Não é à toa que o pai de Kristin demonstrou surpresa com a alegação da filha no sentido de estar satisfeita por termos as letras e com a explicação que se seguiu a tal constatação. A menina, que começara a se familiarizar com as sílabas e a identificar nelas os sons que eram capazes de produzir, não se mostrou nem um pouco aflita quando o pai quis saber o porquê de tamanha satisfação e respondeu: "Pois se não existissem letras, não haveria sons... se não houvesse sons, não haveria palavras... se não houvesse palavras, não poderíamos pensar... e se não pudéssemos pensar, não haveria mundo" [2].

O raciocínio faz lembrar Parmênides de Eléia quando afirmava que "para a mesma coisa há tanto pensar e ser". Talvez o grande problema dos adultos, hoje, seja justamente o terem se esquecido de que há, em todas as suas ações, tanto o pensar quanto o ser, mas que ambos os fenômenos devem estar situados em planos distintos, convivendo, mas não se confundindo. Pensar o mundo é ser parte dele e se pensar sobre tal objeto exige o recurso a convenções lingüísticas, então as palavras, os sons e as letras são partes componentes do mundo e permitem pensar sobre ele.

Da mesma forma, pensar o afeto é vivenciá-lo. Pensar o desenvolvimento afetivo dos seres em estágio formativo é ser para com eles afetuoso. No entanto, não é suficiente nem é saudável apenas o ser afetivo pensando fazer o bem, pensando preservar o ser objeto do afeto (afeto este que, de resto, pode apresentar-se com conotação positiva ou negativa), sem que esteja presente nesse ser-pensar a maturidade para lidar com as questões afetivas.

É a partir destas constatações iniciais, lançadas à guisa de advertência introdutória, que pensamos situar-se o tema da síndrome de alienação parental. É que, se sem letras não existiria o mundo, como constatou a pequena Kristin, sem afeto não existem relações familiares. E se é preciso bem ordenar as letras para compreender o mundo, também é preciso bem ordenar os afetos para lidar com as relações familiares. A explicação desordenada do mundo demonstra a ausência de maturidade para lidar com as questões filosóficas. Da mesma forma, o enfrentamento desordenado das novas realidades relacionais em âmbito familiar demonstra a ausência de maturidade para lidar com as questões afetivas.

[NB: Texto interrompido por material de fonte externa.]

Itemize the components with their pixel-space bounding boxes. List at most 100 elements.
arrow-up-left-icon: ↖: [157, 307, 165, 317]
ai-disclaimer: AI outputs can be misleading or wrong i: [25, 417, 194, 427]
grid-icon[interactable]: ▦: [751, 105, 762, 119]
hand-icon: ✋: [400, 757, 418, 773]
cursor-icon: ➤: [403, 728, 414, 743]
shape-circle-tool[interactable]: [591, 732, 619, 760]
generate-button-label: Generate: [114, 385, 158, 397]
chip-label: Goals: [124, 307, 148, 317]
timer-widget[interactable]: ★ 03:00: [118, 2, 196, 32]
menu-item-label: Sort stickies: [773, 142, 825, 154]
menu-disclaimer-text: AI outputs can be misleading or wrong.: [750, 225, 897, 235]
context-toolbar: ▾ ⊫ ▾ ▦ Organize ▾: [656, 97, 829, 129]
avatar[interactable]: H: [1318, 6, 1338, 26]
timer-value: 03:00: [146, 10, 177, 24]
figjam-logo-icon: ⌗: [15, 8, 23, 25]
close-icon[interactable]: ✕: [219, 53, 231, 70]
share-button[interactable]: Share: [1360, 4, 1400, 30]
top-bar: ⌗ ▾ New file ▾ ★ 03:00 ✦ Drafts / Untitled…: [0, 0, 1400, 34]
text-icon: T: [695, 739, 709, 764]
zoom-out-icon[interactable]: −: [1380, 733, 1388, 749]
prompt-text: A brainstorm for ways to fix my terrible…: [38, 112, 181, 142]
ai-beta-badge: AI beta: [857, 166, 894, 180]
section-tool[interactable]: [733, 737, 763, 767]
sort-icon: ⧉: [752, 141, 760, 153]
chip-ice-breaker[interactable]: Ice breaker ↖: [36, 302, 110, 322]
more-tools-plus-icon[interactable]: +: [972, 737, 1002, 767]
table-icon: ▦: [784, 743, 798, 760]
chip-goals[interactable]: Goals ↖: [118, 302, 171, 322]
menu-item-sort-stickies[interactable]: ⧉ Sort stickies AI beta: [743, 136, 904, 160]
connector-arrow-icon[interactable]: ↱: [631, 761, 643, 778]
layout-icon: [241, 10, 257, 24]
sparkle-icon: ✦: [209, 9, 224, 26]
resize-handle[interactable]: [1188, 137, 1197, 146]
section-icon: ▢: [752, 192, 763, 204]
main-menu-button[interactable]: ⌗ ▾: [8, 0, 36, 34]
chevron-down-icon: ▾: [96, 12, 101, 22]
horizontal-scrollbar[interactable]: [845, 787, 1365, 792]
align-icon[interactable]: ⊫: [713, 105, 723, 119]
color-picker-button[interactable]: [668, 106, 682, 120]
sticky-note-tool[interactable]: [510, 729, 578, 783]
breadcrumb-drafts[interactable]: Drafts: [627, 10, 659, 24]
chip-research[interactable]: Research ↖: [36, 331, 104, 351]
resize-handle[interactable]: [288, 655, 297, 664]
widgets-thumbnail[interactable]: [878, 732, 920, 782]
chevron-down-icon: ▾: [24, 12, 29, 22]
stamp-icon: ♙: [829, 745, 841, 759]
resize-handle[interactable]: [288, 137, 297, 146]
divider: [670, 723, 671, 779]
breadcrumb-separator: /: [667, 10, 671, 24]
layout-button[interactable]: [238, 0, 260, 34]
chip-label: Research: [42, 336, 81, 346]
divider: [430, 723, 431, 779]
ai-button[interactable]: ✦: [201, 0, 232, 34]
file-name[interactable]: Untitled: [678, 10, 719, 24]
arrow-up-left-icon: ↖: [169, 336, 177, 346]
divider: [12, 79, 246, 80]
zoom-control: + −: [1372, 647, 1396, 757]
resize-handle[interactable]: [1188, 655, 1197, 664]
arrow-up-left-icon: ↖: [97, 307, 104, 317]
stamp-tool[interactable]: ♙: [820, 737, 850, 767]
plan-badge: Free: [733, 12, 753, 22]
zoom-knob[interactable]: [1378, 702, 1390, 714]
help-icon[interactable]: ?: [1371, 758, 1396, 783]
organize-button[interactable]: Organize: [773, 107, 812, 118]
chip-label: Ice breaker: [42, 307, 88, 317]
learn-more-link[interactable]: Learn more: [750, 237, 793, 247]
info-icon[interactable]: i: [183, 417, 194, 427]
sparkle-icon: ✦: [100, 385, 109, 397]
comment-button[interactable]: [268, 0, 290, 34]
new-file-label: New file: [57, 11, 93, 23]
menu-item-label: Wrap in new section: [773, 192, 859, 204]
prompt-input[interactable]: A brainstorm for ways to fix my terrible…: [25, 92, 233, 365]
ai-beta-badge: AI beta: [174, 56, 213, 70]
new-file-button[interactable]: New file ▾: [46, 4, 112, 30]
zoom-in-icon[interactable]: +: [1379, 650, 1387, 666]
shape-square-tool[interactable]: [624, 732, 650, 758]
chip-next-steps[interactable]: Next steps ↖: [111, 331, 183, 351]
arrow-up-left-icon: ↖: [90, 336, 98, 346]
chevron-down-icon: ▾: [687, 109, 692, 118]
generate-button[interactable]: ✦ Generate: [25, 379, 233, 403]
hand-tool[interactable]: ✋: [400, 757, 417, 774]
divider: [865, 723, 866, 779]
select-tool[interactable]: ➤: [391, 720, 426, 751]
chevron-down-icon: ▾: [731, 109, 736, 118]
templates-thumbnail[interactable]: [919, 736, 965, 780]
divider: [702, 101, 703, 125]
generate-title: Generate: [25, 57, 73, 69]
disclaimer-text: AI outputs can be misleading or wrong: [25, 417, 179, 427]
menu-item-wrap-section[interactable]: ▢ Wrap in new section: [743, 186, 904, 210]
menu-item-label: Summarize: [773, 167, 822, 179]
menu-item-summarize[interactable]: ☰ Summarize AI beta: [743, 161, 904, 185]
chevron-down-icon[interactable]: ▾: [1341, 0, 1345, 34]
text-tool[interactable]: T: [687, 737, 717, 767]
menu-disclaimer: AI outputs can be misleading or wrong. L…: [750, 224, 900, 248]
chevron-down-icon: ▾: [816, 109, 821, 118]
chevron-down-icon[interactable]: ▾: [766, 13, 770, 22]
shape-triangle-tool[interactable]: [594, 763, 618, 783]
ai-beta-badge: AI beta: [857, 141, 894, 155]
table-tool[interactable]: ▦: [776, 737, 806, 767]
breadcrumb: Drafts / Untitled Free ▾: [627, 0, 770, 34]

Assim, saber o que é, como se manifesta, quais suas conseqüências fáticas e quais as possíveis conseqüências de uma intervenção do ordenamento jurídico relativamente a um fenômeno que tem se mostrado cada vez mais presente na realidade das famílias é a intenção primordial do presente estudo. Assim, a investigação a ser feita deverá esbarrar com situações antecedentes à configuração da síndrome de alienação parental, razão porque será fácil constatar que o percurso a ser seguido daqui em diante irá se assemelhar àquele percurso argumentativo que, partindo da satisfação pela constatação da existência das letras, concluiu que sem elas não haveria mundo, como se não fosse o fato de o mundo existir que fosse condição essencial para o surgimento do ser humano, de sua capacidade reflexiva, da convenção das palavras por meio da combinação de sons e de sua redução a símbolos gráficos. Ou seja, será possível constatar que só haverá síndrome de alienação parental por ter havido a configuração de uma situação patológica no ambiente familiar em que estivesse inserida a criança, normalmente em decorrência de seu desfazimento e da má resolução de sentimentos de índoles diversas.